Schroeven steken door trapkast
3.33.
[eiser 1] rekent eerst 6 manuren en € 120,00 aan materiaalkosten voor het vervangen van schroeven voor bout- en moerverbinding. In zijn tweede akte heeft [eiser 1] de kostenraming verlaagd naar 3 manuren en € 50,00 aan materiaalkosten, zonder dit nader te onderbouwen. Spruyt heeft daarentegen aan de hand van een kostenplaatje van de prijzen voor het materiaal (productie 9) voldoende onderbouwd waarom zij uitkomt op een schatting van € 15,00 aan materiaalkosten.
Conclusie
3.34.
De rechtbank begroot deze schadepost daarom op (3 x € 65,00 en € 15,00, in totaal dus € 210,00.
Bijkomende kosten
3.35.
[eiser 1] begroot € 10.950,00 voor uitgaven die hij zal moeten maken bij de uitvoering van de herstelwerkzaamheden, zoals kosten voor het afdekken van opstalzaken (€ 250,00), parkeerkosten (twee weekkaarten van € 150,00 per stuk voor vier weken, € 1.200,00), vuilcontainers, stortkosten en precario (€ 2.000,00). Daarnaast dient de inboedel te worden in- en uitgeruimd en opgeslagen (€ 2.500,00). Ook dient [eiser 1] in totaal € 1.250,00 te betalen voor tijdelijk verblijf elders gedurende de uitvoering van de herstelwerkzaamheden, aldus [eiser 1] .
3.36.
Volgens Spruyt hoeft [eiser 1] de woning niet te verlaten omdat de werkzaamheden beperkt zijn en afzonderlijk van elkaar kunnen worden ingepland.
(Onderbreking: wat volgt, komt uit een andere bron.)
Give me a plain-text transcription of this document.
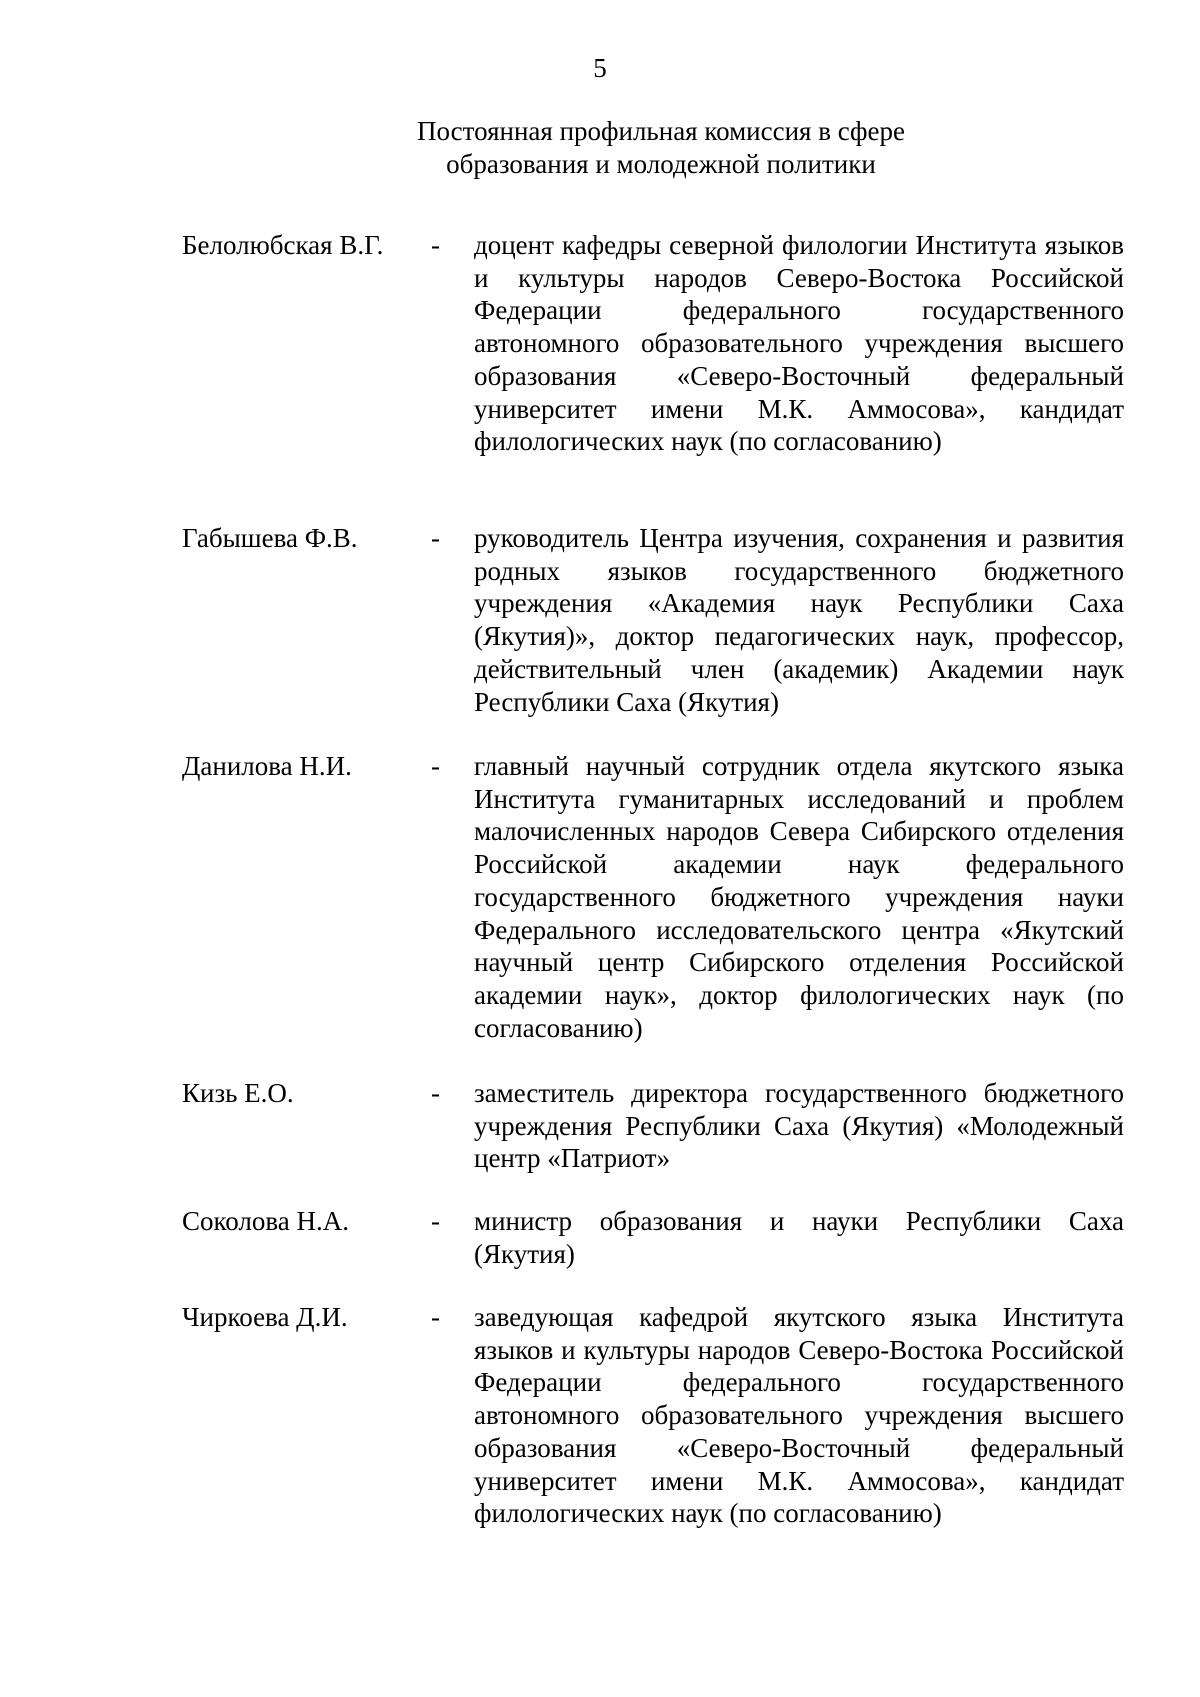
5
Постоянная профильная комиссия в сфере
образования и молодежной политики
Белолюбская В.Г. - доцент кафедры северной филологии Института языков и культуры народов Северо-Востока Российской Федерации федерального государственного автономного образовательного учреждения высшего образования «Северо-Восточный федеральный университет имени М.К. Аммосова», кандидат филологических наук (по согласованию)

Габышева Ф.В.	- руководитель Центра изучения, сохранения и развития родных языков государственного бюджетного учреждения «Академия наук Республики Саха (Якутия)», доктор педагогических наук, профессор, действительный член (академик) Академии наук Республики Саха (Якутия)

Данилова Н.И.	- главный научный сотрудник отдела якутского языка Института гуманитарных исследований и проблем малочисленных народов Севера Сибирского отделения Российской академии наук федерального государственного бюджетного учреждения науки Федерального исследовательского центра «Якутский научный центр Сибирского отделения Российской академии наук», доктор филологических наук (по согласованию)

Кизь Е.О.	- заместитель директора государственного бюджетного учреждения Республики Саха (Якутия) «Молодежный центр «Патриот»

Соколова Н.А.	- министр образования и науки Республики Саха (Якутия)

Чиркоева Д.И.	- заведующая кафедрой якутского языка Института языков и культуры народов Северо-Востока Российской Федерации федерального государственного автономного образовательного учреждения высшего образования «Северо-Восточный федеральный университет имени М.К. Аммосова», кандидат филологических наук (по согласованию)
Geen enkel punt in het VEH-rapport is immers als “ernstig” aangemerkt. Daarnaast is geen sprake van een totale interne verbouwing en kunnen alle werkzaamheden eenvoudig worden uitgevoerd door het afdekken en tijdelijk verplaatsen van het meubilair. Spruyt erkent dat voorzorgsmaatregelen getroffen moeten worden die zien op het afdekken en beschermen van meubels en begroot deze kosten op € 250,00. Daarnaast gaat Spruyt in haar overzicht uit van € 300,00 aan parkeerkosten.
3.37.
Gelet op de gemotiveerde betwisting van Spruyt had het op de weg van [eiser 1] gelegen om nader uiteen te zetten waarom vervangende woonruimte en het elders opslaan van de inboedel noodzakelijk is. Dat heeft [eiser 1] niet gedaan. De enkele stelling dat - gezien de aard en omvang van de herstelwerkzaamheden - alle zaken in de woning elders moeten worden opgeslagen om gevolgschade te voorkomen is daartoe onvoldoende. De omvang van de werkzaamheden waar het om gaat, maakt dat ook niet aannemelijk. Ook heeft [eiser 1] de kosten voor het huren van vuilcontainers, stortkosten en precario onvoldoende onderbouwd. De rechtbank schat de bijkomende kosten, gelet op de aard en omvang van de werkzaamheden op € 550,00.
Conclusie
3.38.
Voor bijkomende kosten acht de rechtbank in totaal een bedrag van € 550,00 toewijsbaar.
3.39.
Al hetgeen hiervoor is overwogen leidt tot de slotsom dat [eiser 1] aanspraak heeft op € 5.750,00 aan vervangende schadevergoeding.
3.40.
Dit betekent dat [eiser 1] in totaal aanspraak heeft op:
  • vervangende schadevergoeding € 5.750,00
  • transportkosten van waterwoning € 4.840,00
  • vergoeding voor verkeerde gevelbeplating € 3.000,00
  • vergoeding in verband met rozetten/tegelwerk € 1.000,00
  • verrekening commissie leveranciers € 400,00
Totaal € 14.990,00
Bijlbrief
3.41.
Ook zal Spruyt worden veroordeeld tot afgifte van de bijlbrief aan [eiser 1] , op straffe van verbeurte van een dwangsom als vermeld in de beslissing van dit vonnis.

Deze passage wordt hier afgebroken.